Compartment for connecting hard drives. Dangling SATA cables for baskets, on the back wall diagonally there is an eight-pin cable to the motherboard, power to the switch is attached to it. It is powered by one of the PSU’s native power cables (which is 3sata+molex). From it, the SSD on the front panel is also powered – fortunately the cable is long. I twisted the excess and fixed it at the bottom of one of the regular ties (the second USB hub is fixed).

Compartment with hard drives. Not perfectly neat, but much better than the tangle that was with a temporary power supply (not modular) and ordinary SATA cables.

Hard drives above the power supply. According to reviews, I thought that SATA cables would break there – but it turned out quite well.

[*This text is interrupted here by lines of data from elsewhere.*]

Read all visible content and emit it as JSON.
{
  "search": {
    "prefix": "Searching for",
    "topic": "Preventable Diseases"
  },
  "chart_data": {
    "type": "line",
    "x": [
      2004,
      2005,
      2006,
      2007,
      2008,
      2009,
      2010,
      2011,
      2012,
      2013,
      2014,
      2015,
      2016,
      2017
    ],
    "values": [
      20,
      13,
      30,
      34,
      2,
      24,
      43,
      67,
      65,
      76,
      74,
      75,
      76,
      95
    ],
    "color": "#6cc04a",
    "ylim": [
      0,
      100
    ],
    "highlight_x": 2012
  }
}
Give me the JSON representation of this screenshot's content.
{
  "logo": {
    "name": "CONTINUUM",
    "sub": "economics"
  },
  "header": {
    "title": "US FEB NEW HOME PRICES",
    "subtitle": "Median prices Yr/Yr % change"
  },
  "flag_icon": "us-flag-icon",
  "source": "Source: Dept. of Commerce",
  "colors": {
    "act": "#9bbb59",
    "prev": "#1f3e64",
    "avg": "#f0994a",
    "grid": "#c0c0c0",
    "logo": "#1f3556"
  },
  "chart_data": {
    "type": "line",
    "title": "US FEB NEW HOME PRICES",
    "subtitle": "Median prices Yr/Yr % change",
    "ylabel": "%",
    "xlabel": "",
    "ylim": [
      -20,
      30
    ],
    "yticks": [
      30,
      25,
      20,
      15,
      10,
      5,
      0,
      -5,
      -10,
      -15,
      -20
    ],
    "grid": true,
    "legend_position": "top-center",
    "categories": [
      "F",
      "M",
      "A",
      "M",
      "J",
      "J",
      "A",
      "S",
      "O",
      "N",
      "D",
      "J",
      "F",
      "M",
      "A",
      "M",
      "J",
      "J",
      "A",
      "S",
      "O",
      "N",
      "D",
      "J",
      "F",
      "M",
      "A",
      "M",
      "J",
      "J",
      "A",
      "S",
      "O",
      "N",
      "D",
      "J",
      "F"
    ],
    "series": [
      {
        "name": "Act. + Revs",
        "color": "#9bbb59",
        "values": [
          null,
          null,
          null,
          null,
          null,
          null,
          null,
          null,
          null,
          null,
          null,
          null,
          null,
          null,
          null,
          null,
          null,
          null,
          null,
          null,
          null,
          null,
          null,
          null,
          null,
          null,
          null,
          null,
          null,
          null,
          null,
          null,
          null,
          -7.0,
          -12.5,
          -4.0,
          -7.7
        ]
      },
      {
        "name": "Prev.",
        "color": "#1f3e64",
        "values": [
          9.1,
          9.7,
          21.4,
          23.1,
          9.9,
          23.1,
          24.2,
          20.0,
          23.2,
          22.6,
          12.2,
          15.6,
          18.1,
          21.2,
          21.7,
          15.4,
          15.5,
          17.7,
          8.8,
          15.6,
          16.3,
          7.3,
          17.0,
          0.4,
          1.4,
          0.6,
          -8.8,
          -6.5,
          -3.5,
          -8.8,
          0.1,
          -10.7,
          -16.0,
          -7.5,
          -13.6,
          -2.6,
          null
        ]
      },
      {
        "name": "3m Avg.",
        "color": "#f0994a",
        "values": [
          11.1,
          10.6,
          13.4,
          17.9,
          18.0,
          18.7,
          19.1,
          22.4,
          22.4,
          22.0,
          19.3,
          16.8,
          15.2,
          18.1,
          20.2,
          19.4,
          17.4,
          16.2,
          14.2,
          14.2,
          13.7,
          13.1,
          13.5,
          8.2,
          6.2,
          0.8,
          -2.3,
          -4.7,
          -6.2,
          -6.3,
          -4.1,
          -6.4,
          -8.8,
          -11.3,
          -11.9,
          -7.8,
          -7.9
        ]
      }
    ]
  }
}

Of course, it could have been done more carefully, but I needed to leave the opportunity to calmly remove the baskets with disks and generally dig into the case without cutting a bunch of ties every time.

Financial

I won’t go into detail, but considering all the wires and fans, the server cost me about 65 thousand, with a planned budget of 50 thousand.

Considering the sold Microserver and a discount in a familiar store, I paid 10-15 thousand with real money, which I consider a very profitable option for switching from Xeon E3-1265L / 16GB to Ryzen 7 3700 / 32GB. Especially considering that nothing could be squeezed out of Xeon, and Ryzen has quite a lot of possibilities for further expansion. I do not take into account the cost of unraid here, because this is a separate expense item. It would be quite possible to put any other OS on this hardware.

The next part will be about using unraid – exactly how I replaced the functionality of the old server, with what programs.